Dozens of projects have been promoted over the last decade to make industrial processes energy efficient, thus saving costs and decreasing impact on the environment. Yet, an ultimate solution to reducing energy consumption in such processes is far from being reached.
“In the end – says Anibal Reñones Dominguez, head of the Systems Division at Cartif, a research centre in Valladolid, Spain – many bottlenecks are human rather than technical. I think we have a wide range of technologies to be implemented in industrial settings, but in most cases it is their perceived costs that will be the deciding factor. And when I say perceived costs, it is not only about the level of investment needed and the associated time for return on investment. I’m also referring to organisational changes that new approaches to energy efficiency might bring about in complex environments like production plants. Despite growing awareness about the need to better use resources and energy, many managers remain quite reluctant to change, especially when this means challenging a consolidated practice within the production process”.
“We are trying to take those non-technological issues into account – adds Francisco Morentin, responsible at Cartif for the REEMAIN project, funded under the EU Factories of the Future programme – but we have to admit that the first level evaluation made by factory managers almost immediately takes on an economic nature. Process innovation that entails more than a five year return on investment for an existing product will almost inevitably be discarded, though this may apply differently across various industrial sectors."
"In the REEMAIN project, we are demonstrating different approaches for energy efficiency in three sectors: the food industry with a case in Spain, textile manufacturing in a big factory in Turkey, and the foundry sector with a plant in Italy. Needless to say, energy consumption has a much higher relative weight in the metal casting industry, meaning that interventions on energy consumption act on a major cost factor. Where energy is a tiny percentage of production costs, changes are less attractive. As a common thread, we are however experiencing difficulties in making concrete plans for the integration of renewables in our demo cases. There may be different reasons for this: from subsidised prices for energy to the lack of available space for new systems as we are facing with existing roofs, or very high ROI expectations by financial managers, or, as in Spain, with national regulations which may deter self-consumption. In the US or in the Emirates, huge solar plants are emerging as a solution to satisfy the needs of industry on a very large scale, especially when production sites are designed from scratch. However this may not be the most appropriate solution in the already existing factories in Europe where space is less easily available and economies of scale are more difficult to attain and factory relocation is always a controversial issue”.
In a regulatory landscape where incentives have traditionally been designed to support generation rather than consumption, the pace of innovation could be boosted by policies more suited to paying back some of the investment for industries that are making their production processes more energy efficient.
“The impact that policy may have is of course beyond the scope of our investigation – says Morentin – but could deserve a proper study to see how some of the main bottlenecks to innovation in production systems could be overcome.

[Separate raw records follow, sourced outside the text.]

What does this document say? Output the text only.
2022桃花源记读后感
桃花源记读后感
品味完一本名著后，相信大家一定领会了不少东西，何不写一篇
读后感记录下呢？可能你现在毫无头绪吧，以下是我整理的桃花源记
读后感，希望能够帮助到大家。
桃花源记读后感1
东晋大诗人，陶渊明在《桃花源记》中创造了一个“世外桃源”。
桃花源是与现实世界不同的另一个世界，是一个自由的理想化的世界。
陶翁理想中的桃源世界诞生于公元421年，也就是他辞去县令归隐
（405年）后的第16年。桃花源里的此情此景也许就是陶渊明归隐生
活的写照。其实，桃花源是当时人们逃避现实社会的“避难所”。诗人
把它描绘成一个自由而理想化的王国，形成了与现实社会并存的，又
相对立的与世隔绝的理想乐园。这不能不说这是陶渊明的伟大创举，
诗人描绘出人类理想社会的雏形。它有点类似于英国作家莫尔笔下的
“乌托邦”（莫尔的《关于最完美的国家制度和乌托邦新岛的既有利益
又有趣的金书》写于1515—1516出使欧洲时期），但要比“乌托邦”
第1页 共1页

Education could also play a role – he insists – to help new generations of managers to better understand how energy efficiency technologies can contribute to their production strategies. Even in the specific cases where renewable energies might show good economic performance in terms of ROI values, many factory managers remain extremely conservative, following two classical rules: a) if it ain't broke, don't fix it, and b) Keep It Simple Stupid (KISS), especially when new organisational models might be necessary. These managers usually and wrongly perceive integrating renewable energies into factory processes as a loss of reliability since it is slightly more complex. Unless energy costs represent a big share of the production costs or unless energy supply is not constant and secure, which is not the case in Europe, this reluctance will remain as an obstacle to innovation. External forces like regulations or future consumer demand of products manufactured with a higher share of renewable energies might help overcome those barriers”.